Le ronron du 24 heures sur 24 du capitalisme a lessivé les Français entre 1989 et 2020, au point maintenant que les gens qui se disent révolutionnaires ne veulent pas dire par là qu’ils veulent la révolution.
Eh non ! Ils veulent dire par là qu’ils ont des idées qui sont « révolutionnaires », qui sont totalement en opposition avec, disons, le libéralisme, le capitalisme. Ils vont bien souvent se dire d’ailleurs « anticapitalistes ». Parfois ils se diront « communistes » ou « communistes révolutionnaires ».
Mais jamais au grand jamais ils n’ont en tête l’idée de prendre d’assaut l’Elysée les armes à la main, de mener des troupes armées pour dévaliser les armureries, de fusiller tous les hauts gradés de l’armée et les hauts fonctionnaires, de prendre le contrôle des commissariats et des bases militaires.
C’est pourtant bien cela que veut dire le mot révolution. La révolution, c’est un changement de régime dans la violence. C’est le remplacement d’un appareil d’Etat par un autre, d’une armée par une autre, d’une administration par une autre.
C’est le remplacement de valeurs morales par d’autres valeurs, de lois par d’autres lois.

« nous nous débarrasserons définitivement de la Burqa ! »
La force du capitalisme est, comme on le sait, sa capacité à intégrer, corrompre, dissoudre. Prenons Lutte Ouvrière, une organisation qui veut faire la révolution et, à ce titre, a commencé ses activités dans les années 1960 en se fondant sur le principe de la clandestinité. Aujourd’hui, tous ses membres sont par définition « grillés » puisqu’ils remplissent les listes aux élections.
Pareillement, tous ceux qui passent leur temps à poster des messages sur les réseaux sociaux se grillent et grillent les gens. Jamais le travail de la police n’aura été aussi simple : plus besoin de filatures, d’écoutes téléphoniques. Il suffit de lire les mails et les réseaux sociaux, et même plus simplement encore de voir qui connaît, qui est ami avec qui.
On touche cependant là le fond du problème. En France, on aime contester, mais vouloir mener la révolution réellement, c’est autre chose.

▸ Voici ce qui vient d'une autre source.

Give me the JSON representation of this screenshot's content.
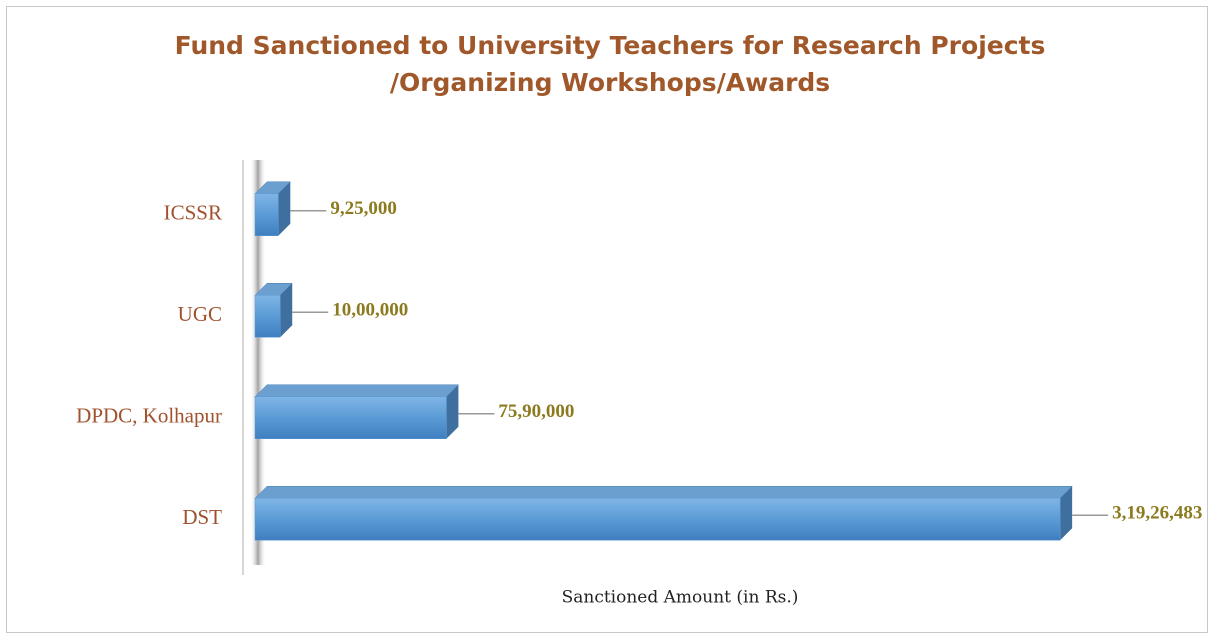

C’est très paradoxal que la France, ce pays où s’il y avait des barricades, beaucoup de gens s’impliqueraient avec un sens du sacrifice. Pour autant, il n’y a absolument personne pour les faire, ces barricades !

Qu’est-ce que cela souligne, inversement ? Qu’on ne peut pas reprocher aux gens de ne pas faire la révolution, si personne ne la propose, cette révolution. Les gens ne se bougent jamais d’eux-mêmes, les conceptions révolutionnaires ne tombent pas du ciel.
Il faut une avant-garde pour conscientiser, éduquer, organiser les gens. C’est le grand principe de la Gauche historique.
Il ne faut pas être « révolutionnaire » seulement, il faut oeuvrer à la révolution.
Il ne faut pas se dire : ce que je fais contribue, indirectement, à faire avancer les choses. Car c’est faux ! C’est le capitalisme qui fait croire ça.
C’est le drapeau de la révolution qui doit être assumé, celui du renversement du régime, du dépassement du capitalisme, par un Etat socialiste. Le drapeau rouge à l’Elysée, tel doit être le rêve fiévreux de chaque révolutionnaire, tout le temps et partout.
Et sa vie ne doit avoir de sens que par rapport à un tel objectif.